Das von Paul Bonatz entworfene Gebäude des Stuttgarter Personenbahnhofs ist eines der Wahrzeichen der baden-württembergischen Landeshauptstadt. Der Personenbahnhof war ein Teilprojekt einer umfassenden Neugestaltung der Stuttgarter Bahnanlagen im Zeitraum zwischen 1910 und 1930.

Der heutige Stuttgarter Hauptbahnhof ist die dritte Anlage eines zentralen Verkehrsknotens für den Eisenbahnverkehr in der früheren Residenz- und heutigen Landeshauptstadt Stuttgart. Der erste Stuttgarter Zentralbahnhof wurde 1846 an der heutigen Bolzstraße eröffnet. Mitte der 1860er Jahre musste er durch eine neue, erheblich ausgedehnte Anlage ersetzt werden, blieb aber am selben Standort.
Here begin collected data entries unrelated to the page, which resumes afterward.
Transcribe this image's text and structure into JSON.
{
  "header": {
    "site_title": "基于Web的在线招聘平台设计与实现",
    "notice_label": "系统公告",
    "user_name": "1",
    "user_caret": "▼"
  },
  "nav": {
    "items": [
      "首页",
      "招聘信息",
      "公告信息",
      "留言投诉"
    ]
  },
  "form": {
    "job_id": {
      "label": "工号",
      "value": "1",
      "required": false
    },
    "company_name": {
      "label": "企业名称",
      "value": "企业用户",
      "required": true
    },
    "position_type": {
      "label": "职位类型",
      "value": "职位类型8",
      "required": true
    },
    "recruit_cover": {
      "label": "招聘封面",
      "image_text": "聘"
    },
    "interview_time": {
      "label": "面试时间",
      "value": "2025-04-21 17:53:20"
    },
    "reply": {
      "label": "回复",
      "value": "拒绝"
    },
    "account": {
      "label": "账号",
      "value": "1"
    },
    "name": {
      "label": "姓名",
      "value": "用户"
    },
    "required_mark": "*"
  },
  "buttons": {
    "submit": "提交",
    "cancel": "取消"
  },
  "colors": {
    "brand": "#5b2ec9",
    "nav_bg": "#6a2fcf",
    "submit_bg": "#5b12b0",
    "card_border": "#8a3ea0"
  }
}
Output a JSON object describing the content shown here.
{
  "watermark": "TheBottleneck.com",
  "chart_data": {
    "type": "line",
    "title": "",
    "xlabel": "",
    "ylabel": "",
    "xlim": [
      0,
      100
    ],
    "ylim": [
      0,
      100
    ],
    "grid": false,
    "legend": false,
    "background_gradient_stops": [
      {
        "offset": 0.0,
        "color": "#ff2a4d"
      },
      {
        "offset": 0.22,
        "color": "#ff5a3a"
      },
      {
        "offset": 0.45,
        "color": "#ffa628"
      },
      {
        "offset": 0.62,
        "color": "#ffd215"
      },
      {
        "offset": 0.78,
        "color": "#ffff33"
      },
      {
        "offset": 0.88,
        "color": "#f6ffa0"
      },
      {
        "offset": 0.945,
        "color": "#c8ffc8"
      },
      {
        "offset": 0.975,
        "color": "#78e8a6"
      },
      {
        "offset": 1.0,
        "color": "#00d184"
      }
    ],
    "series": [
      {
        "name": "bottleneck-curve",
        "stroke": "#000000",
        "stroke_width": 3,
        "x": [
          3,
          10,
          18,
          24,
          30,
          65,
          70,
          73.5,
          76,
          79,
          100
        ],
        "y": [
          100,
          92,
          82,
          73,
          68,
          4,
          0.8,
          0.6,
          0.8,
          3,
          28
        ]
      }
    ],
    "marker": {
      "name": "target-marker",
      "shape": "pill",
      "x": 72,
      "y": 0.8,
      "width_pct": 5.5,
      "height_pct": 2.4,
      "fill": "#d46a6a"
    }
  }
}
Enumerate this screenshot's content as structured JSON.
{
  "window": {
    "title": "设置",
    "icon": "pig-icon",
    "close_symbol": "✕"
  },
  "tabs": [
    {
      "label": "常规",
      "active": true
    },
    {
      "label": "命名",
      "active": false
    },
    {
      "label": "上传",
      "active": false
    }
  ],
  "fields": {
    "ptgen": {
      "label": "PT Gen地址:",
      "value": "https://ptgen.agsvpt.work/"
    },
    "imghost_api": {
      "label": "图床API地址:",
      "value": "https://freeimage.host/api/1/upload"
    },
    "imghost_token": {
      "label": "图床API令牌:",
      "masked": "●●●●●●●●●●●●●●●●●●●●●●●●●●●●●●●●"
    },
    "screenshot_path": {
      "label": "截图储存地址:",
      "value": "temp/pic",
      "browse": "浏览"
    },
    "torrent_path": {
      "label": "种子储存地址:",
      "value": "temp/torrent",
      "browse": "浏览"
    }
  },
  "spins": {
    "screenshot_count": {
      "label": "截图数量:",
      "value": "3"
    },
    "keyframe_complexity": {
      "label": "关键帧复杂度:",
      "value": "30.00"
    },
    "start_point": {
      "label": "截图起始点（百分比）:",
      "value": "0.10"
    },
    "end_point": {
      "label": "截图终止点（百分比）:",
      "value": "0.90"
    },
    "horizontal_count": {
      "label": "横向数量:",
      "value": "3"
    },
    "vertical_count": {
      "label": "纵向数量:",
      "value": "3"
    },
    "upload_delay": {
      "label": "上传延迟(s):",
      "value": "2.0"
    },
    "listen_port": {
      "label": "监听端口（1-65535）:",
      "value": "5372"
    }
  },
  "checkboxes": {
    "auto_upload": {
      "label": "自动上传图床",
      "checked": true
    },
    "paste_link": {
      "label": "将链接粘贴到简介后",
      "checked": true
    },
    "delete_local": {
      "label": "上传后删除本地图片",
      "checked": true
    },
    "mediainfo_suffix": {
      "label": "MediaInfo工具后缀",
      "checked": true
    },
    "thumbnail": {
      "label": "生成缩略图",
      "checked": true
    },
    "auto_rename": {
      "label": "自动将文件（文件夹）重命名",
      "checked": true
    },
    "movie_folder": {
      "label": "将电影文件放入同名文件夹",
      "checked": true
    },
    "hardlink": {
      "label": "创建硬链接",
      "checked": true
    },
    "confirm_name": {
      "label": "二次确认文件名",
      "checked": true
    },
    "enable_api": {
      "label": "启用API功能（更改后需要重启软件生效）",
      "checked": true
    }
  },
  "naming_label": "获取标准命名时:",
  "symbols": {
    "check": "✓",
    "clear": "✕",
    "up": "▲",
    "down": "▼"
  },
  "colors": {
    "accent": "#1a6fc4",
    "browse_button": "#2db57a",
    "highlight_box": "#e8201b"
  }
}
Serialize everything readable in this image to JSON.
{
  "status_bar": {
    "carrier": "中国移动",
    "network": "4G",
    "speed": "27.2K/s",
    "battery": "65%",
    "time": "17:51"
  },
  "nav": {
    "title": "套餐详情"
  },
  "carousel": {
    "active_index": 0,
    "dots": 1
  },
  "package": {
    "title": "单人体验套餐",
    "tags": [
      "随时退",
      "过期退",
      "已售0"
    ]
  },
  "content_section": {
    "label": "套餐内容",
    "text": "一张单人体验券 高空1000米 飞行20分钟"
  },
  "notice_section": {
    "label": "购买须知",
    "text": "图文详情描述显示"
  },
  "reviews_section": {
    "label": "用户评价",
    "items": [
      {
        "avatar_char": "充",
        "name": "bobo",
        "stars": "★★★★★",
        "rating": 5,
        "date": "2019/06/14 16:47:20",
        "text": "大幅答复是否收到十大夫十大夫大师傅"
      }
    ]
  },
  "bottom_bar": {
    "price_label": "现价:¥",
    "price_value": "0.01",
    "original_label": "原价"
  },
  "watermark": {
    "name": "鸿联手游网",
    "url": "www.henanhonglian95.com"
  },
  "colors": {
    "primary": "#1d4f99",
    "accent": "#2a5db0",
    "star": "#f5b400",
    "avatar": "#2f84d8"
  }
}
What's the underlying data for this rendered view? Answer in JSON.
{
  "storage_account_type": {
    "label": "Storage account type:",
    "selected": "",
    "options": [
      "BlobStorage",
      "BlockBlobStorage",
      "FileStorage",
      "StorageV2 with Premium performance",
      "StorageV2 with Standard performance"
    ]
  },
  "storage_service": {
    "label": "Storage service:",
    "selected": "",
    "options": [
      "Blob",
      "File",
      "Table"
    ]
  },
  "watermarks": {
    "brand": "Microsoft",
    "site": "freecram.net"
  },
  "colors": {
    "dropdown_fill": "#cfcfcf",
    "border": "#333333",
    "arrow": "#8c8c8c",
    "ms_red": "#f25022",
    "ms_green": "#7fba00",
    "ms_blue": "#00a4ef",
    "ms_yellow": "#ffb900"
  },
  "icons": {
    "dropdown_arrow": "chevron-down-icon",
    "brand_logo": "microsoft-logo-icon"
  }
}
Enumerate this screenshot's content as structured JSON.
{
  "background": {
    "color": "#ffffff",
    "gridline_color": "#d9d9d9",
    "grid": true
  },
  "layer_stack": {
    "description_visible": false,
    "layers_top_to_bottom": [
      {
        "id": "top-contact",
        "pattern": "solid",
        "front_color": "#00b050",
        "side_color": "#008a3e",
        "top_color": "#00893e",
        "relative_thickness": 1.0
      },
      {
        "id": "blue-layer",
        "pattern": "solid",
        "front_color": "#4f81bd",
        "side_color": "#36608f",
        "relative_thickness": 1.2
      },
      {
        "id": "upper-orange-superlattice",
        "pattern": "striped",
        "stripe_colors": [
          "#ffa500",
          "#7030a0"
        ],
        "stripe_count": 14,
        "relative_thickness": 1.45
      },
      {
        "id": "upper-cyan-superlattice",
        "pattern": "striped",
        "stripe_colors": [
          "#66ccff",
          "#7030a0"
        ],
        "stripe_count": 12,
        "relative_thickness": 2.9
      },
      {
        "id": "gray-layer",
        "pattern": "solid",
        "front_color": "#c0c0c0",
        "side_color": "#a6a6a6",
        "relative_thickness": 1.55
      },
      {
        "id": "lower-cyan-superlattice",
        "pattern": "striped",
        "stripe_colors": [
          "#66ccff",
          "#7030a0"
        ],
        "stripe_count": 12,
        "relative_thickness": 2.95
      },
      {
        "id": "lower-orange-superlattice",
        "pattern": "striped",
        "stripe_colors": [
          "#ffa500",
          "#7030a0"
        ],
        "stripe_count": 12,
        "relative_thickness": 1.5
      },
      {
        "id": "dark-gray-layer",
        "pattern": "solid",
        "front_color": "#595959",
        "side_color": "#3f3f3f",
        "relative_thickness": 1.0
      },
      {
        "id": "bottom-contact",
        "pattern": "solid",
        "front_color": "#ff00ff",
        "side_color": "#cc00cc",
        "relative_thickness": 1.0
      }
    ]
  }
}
Ab Ende des 19. Jahrhunderts war klar, dass der Stuttgarter Hauptbahnhof in der bisherigen Form nicht mehr den Ansprüchen hinsichtlich der Personenfrequenz und der Zugzahlen genügen konnte. Einerseits reichte die Zahl der Gleise nicht aus, andererseits kreuzten sich alle Fahrwege höhengleich nahe der beiden Personenhallen, so dass die Leistungsfähigkeit der Gesamtanlage auf etwa 300 Züge täglich begrenzt war. Dies war für die weitere Entwicklung des Verkehrs hinderlich.

1907 fiel die Entscheidung, den alten Standort an der Bolzstraße aufzugeben und einen völlig neuen Personenbahnhof an der damaligen Schillerstraße, dem heutigen Arnulf-Klett-Platz, zu errichten. Der Neubau des Personenbahnhofs war im Gesamtvorhaben der Umgestaltung der Stuttgarter Bahnanlagen ein Teilprojekt. Weitere Elemente dieser Neugestaltung waren der viergleisige Streckenausbau nach Bad Cannstatt und Ludwigsburg, der Bau eines neuen Güterbahnhofs, Abstellbahnhofs, Postbahnhofs und einer neuen Lokschuppenanlage mit allen erforderlichen Behandlungsanlagen und Werkstätten. Die Verwirklichung aller dieser Vorhaben dauerte rund zwanzig Jahre und nahm den Zeitraum von etwa 1910 bis 1930 in Anspruch.

Zwischen 1907 und 1910 erarbeitete die Generaldirektion der Staatsbahn einen Vorentwurf für das Empfangsgebäude des neuen Hauptbahnhofs. Grundsatz war dabei, dass das Empfangsgebäude ebenso wie die neuen Gleisanlagen das Verkehrsaufkommen des Jahres 1907 und einen hundertprozentigen Zuwachs bewältigen können sollte. Ebenso wurde entschieden, dass der neue Personenbahnhof in mehreren Etappen in Betrieb gehen sollte, wobei in der ersten Phase noch der alte Zentralbahnhof an der Schlossstraße erhalten bleiben musste.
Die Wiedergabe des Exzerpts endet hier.